Ocorre que os modelos de clima foram rodados antes da ocorrência do Aquecimento Estratosférico Súbito, ou seja, quando da inicialização da simulação ainda não ocorria a elevação acentuada da temperatura na estratosfera sobre a Antártida. Assim, quais vão ser os desdobramentos deste evento no Brasil ainda são uma incógnita, mas, levando em conta que não se trata de um grande evento de aquecimento estratosférico, o mais provável é que não sejam significativos.
O que ocorreu em evento passados Aquecimento Estratosférico Súbito
Há casos documentados de eventos de Aquecimento Estratosférico Súbito no Hemisfério Sul pelo serviço meteorológico neozelandês (NIWA) em setembro de 2002 e em setembro de 2010. No caso da Nova Zelândia, em 2002 e 2010 houve reflexos com mais chuva e muito frio. Em 2002, setembro teve episódios de frio muito intenso no país com alta frequência de geada. Em 2010, choveu muito e fez frio no Sul neozelandês.

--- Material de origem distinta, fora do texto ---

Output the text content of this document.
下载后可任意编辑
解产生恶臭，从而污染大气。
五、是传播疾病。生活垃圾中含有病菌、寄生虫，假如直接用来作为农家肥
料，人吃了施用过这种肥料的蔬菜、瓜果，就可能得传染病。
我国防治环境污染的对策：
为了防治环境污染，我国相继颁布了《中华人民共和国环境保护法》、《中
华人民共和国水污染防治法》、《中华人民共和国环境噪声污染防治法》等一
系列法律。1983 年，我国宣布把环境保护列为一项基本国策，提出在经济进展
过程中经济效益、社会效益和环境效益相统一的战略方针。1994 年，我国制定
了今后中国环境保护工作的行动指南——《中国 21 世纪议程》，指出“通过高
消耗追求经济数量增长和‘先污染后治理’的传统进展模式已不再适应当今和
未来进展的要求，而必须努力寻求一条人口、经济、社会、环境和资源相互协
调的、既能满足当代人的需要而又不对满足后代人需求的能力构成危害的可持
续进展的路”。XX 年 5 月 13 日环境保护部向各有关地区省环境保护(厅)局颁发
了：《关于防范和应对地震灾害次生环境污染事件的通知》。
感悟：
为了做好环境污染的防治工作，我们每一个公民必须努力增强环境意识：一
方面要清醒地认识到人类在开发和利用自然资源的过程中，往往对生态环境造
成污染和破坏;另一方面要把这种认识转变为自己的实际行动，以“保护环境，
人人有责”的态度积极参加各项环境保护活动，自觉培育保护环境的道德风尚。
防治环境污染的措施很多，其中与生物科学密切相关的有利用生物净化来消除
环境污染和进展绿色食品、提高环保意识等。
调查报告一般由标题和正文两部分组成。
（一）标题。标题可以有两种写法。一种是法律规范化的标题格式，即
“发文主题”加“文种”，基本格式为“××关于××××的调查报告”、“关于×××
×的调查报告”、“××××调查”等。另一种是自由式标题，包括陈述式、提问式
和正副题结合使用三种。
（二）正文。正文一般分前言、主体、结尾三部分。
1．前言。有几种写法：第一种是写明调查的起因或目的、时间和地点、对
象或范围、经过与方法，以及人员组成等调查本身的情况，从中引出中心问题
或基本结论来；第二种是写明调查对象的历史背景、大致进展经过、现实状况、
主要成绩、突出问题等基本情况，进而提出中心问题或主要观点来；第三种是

Aqui, setembro de 2002 foi mais frio e chuvoso que a média com onda de frio intenso e neve no começo do mês. Já setembro de 2010 teve temperatura perto ou abaixo da média com chuva acima da média na maioria das regiões gaúchas.
Na segunda quinzena de agosto de 2019, ocorreu um Aquecimento Estratosférico Súbito sobre a Antártida. Não houve, entretanto, grande impacto no Brasil, conforme análise dos dados pela MetSul Meteorologia.
Dados de setembro de 2019 de Porto Alegre mostram que não houve nenhuma grande onda de frio de maior intensidade. Na primeira semana do mês foram anotados dias de temperatura baixa com mínima de 6,9ºC. No dia 23, houve a mínima do mês com 6,8ºC. Os valores, porém, não são condizentes com episódios de frio muito intenso e que fujam à normalidade.
No Hemisfério Sul, setembro de 2019 terminou com temperaturas acima da média no Centro-Sul da Austrália, muito acima da média na África do Sul e na maior parte da Argentina. A temperatura ficou abaixo da média no Sul argentino, no Uruguai e no Oeste e no Sul do Rio Grande do Sul. Bagé teve muitos dias frios para setembro na primeira semana do mês e entre 16 e 25 de setembro daquele ano.